We wonder if President Obama has set the bar too high? Maybe men don’t identify with him as a father and the new image of African American fatherhood.
While seated in the audience at Morehouse College’s commencement, President Obama demanded respect for women. The applause from the crowd was deafening, illustrating the crowd’s excitement that someone finally said what they were all thinking. It is Father’s Day and we must also remember that it’s father’s time.
Being a father can be seen today from so many perspectives. It can still be a tragedy for fathers who are in prison and absent. What must they do? Not having a father in the home has a psychologically profound effect on children. We must follow a mandate, and if necessary, change how we father today.

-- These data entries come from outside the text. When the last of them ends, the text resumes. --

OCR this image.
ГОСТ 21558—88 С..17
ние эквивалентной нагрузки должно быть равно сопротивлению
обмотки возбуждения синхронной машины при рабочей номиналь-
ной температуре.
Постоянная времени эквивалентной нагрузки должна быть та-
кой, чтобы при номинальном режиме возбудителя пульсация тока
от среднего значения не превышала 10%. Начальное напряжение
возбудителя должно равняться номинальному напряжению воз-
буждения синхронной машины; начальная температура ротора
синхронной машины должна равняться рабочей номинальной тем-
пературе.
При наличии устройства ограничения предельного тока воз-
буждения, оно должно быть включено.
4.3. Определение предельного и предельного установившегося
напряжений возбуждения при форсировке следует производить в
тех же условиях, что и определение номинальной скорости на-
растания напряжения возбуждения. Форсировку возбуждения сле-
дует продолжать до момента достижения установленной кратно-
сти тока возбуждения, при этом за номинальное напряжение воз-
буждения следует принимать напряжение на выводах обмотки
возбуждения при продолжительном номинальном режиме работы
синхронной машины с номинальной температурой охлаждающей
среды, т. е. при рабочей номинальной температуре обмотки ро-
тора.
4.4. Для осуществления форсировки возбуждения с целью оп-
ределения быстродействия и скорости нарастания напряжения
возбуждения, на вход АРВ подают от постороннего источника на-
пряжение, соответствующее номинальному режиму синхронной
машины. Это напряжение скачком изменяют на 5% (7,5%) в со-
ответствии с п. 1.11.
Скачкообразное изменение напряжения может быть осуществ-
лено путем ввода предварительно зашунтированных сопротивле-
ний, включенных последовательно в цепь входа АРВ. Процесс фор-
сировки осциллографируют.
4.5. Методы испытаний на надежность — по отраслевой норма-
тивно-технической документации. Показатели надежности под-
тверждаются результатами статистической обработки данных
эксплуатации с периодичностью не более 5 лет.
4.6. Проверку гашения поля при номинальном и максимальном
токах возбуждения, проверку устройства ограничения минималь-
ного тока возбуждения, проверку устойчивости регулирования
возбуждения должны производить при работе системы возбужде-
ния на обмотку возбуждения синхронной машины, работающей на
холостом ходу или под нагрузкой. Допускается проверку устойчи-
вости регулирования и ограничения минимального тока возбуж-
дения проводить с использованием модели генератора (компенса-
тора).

Each and every day we see there are men who have taken over the race. We see fathers like Lil Wayne attend to their children and not try to erase their responsibility. Can we compare ourselves to him? Can we start fatherhood too early, creating compounding problems that last?
Nas wrote “Daughters,” a song where he speaks from the heart to his daughter. There are others who dedicate songs to discuss what they’ve done wrong and the father they never they never knew or had. Is that a reason to treat a young sister or the mother of your children badly?
Excuses removed, the children lose. Make sure we treat our children like stars. They’re the reason we should push ourselves and work a second job if necessary. It’s a new day. Fatherhood is for all black men to give what they didn’t receive.
What did MLK do? He fathered a movement. We see other men who make a difference like Rev. Al Sharpton and David Dinkins. Fatherhood is playing a role. Take, for example, the great LeBron James. We know the mother of his children and we his family in commercials with him. We know that he takes them to the barbershop. We know that Steve Harvey has sons and two lovely daughters, and he sets examples for what men should do. We have Tom Joyner, who’s taken the time to father and create a charity where he’s giving millions of dollars to educate our children.
Let us not forget the fathers who make sacrifices during wars, like Colin Powell and the men who serve in the military and are separated from their families. Much respect to those who give and set examples we retain — starting with the tears that run from their children’s faces because he’s absent. It’s truly a reflection of pain. Let’s remove these stains from the souls of our children and express greatness where we can.
Change today. Don’t worry about yesterday because you can’t change the past. Being a great father or a surrogate will have a profound effect on our future.
Shout-outs to all fathers who do what they can. Let’s stand up and reflect on a positive African American man.